A la faveur des dernières recommandations du ministère de l’Enseignement supérieur et de la Recherche scientifique, la volonté des chercheurs algériens installés en Europe et ailleurs de venir s’installer en Algérie, commence à se matérialiser. A en croire le directeur général de la Recherche scientifique, Abdelhafid Aouragh, le nombre de demandes va crescendo. Plus explicite, il dira que plus de 300 chercheurs expatriés ont formulé des demandes en vue de venir s’installer en Algérie. Ces demandes ont été bien accueillies par le département qui s’attelle à présent à mettre les conditions idoines pour placer ces chercheurs dans les centres de recherche. Pour ce responsable, toutes les conditions sont réunies pour permettre à ces chercheurs installés à l’étranger ainsi que leurs homologues algériens travaillant dans les universités algériennes de faire la symbiose et de réaliser des travaux de qualité. En réalité avec les nouvelles donnes incitatives prônées par les responsables et la mise à leurs dispositions des conditions de travail et de recherche, le nombre de chercheurs, qui auparavant, appréhendaient leur retour, gonfle de jour en jour et le nombre de demandes est en nette progression. Si on devait faire la comptabilité en matière de rétribution, on s’apercevra que le chercheur d’Alger ou d’Oran n’est pas moins loti que celui de Harvard ou de Montpellier.

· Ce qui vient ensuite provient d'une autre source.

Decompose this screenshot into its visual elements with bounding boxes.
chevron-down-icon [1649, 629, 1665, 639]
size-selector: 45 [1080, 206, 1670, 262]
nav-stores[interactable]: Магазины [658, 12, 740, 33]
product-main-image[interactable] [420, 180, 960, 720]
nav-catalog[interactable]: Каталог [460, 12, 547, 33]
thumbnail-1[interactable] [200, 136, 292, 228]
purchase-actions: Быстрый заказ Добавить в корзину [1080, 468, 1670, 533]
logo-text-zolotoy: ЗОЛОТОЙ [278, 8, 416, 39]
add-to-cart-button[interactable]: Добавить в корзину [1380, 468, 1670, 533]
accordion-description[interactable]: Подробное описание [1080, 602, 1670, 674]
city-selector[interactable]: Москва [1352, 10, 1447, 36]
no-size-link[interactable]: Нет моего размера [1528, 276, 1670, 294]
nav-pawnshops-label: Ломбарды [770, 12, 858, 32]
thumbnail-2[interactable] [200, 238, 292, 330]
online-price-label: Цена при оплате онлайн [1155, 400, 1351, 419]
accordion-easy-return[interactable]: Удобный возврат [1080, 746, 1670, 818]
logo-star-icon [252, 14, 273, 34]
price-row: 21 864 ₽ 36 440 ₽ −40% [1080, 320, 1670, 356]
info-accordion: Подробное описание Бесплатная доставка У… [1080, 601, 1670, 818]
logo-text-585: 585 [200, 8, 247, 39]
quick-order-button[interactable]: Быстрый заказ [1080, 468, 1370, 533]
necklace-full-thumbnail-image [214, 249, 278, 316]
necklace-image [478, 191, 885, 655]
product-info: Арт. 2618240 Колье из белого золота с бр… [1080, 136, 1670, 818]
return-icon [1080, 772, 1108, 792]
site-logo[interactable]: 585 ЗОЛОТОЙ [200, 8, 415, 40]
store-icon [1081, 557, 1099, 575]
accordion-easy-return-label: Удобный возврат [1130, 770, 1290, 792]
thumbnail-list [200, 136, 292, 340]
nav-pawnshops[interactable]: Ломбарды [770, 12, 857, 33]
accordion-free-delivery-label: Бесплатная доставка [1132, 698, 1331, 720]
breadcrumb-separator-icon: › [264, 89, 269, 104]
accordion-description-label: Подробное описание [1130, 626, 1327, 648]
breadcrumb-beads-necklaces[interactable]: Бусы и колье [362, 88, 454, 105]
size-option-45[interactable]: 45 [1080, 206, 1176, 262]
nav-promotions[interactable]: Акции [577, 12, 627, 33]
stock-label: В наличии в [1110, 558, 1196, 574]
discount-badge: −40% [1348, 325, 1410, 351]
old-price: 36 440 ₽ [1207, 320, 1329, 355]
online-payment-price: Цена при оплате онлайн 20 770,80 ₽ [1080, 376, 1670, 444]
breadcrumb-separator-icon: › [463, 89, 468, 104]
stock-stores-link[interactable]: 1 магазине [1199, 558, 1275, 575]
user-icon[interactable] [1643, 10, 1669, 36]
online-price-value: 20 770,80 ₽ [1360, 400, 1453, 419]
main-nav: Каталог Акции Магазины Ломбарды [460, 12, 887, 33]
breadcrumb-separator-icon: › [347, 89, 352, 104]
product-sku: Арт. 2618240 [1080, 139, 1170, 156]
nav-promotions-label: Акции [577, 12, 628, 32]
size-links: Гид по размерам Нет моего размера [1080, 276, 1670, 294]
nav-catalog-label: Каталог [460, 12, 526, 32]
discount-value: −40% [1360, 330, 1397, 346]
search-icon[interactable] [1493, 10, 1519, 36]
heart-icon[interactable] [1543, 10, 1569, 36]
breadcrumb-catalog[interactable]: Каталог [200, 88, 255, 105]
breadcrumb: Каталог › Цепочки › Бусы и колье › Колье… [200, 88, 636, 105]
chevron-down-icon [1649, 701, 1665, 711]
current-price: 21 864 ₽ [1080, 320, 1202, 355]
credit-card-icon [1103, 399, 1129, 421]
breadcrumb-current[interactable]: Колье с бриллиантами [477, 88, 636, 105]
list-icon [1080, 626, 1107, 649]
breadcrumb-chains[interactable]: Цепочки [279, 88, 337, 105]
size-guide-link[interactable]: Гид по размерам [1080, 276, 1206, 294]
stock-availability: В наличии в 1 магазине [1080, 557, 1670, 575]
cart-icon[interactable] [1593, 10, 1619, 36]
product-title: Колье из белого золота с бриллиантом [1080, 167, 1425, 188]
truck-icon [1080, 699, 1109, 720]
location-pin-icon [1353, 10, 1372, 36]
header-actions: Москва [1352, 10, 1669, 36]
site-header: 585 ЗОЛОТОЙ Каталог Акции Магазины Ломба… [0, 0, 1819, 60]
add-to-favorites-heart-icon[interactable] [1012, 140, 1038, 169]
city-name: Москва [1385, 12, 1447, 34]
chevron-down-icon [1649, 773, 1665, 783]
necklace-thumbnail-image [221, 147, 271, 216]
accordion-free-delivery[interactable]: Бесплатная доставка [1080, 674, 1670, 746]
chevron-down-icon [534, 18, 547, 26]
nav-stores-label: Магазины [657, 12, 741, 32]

Pour associer l’élite au développement socio-économique, l’Etat n’a pas ménagé ses efforts.
C’est ainsi que le DG de la Recherche scientifique a prédit un avenir très radieux pour les deux prochaines années. En réalité les chercheurs algériens installés à l’étranger ont, de tout temps, appréhendé la bureaucratie, le mauvais accueil des responsables au niveau des universités. Aujourd’hui, avec cette nouvelle politique, il est clair que ceux-ci se bousculeront au portillon devant l’aspect pécuniaire qui est un facteur non négligeable, les Algériens ont cette fibre patriotique qui fait qu’ils sont capables de faire profiter leurs homologues restés au bled sans demander de contre-partie. Mais qu’on les considère à leur juste valeur. Qu’on ne les parque pas dans un bureau à lire la presse du jour et attendre un salaire qui ne leur permet même pas de s’abonner aux revues scientifiques étrangères. Ce n’est pas le pays qui les a fait fuir.
Ce sont ces responsables et ces recteurs qui les ont mis en veilleuse. La preuve, avec ces nouvelles dispositions et orientations, il n’est pas étonnant de les voir accourir pour apporter leur contribution au développement du pays qui les a vus naître.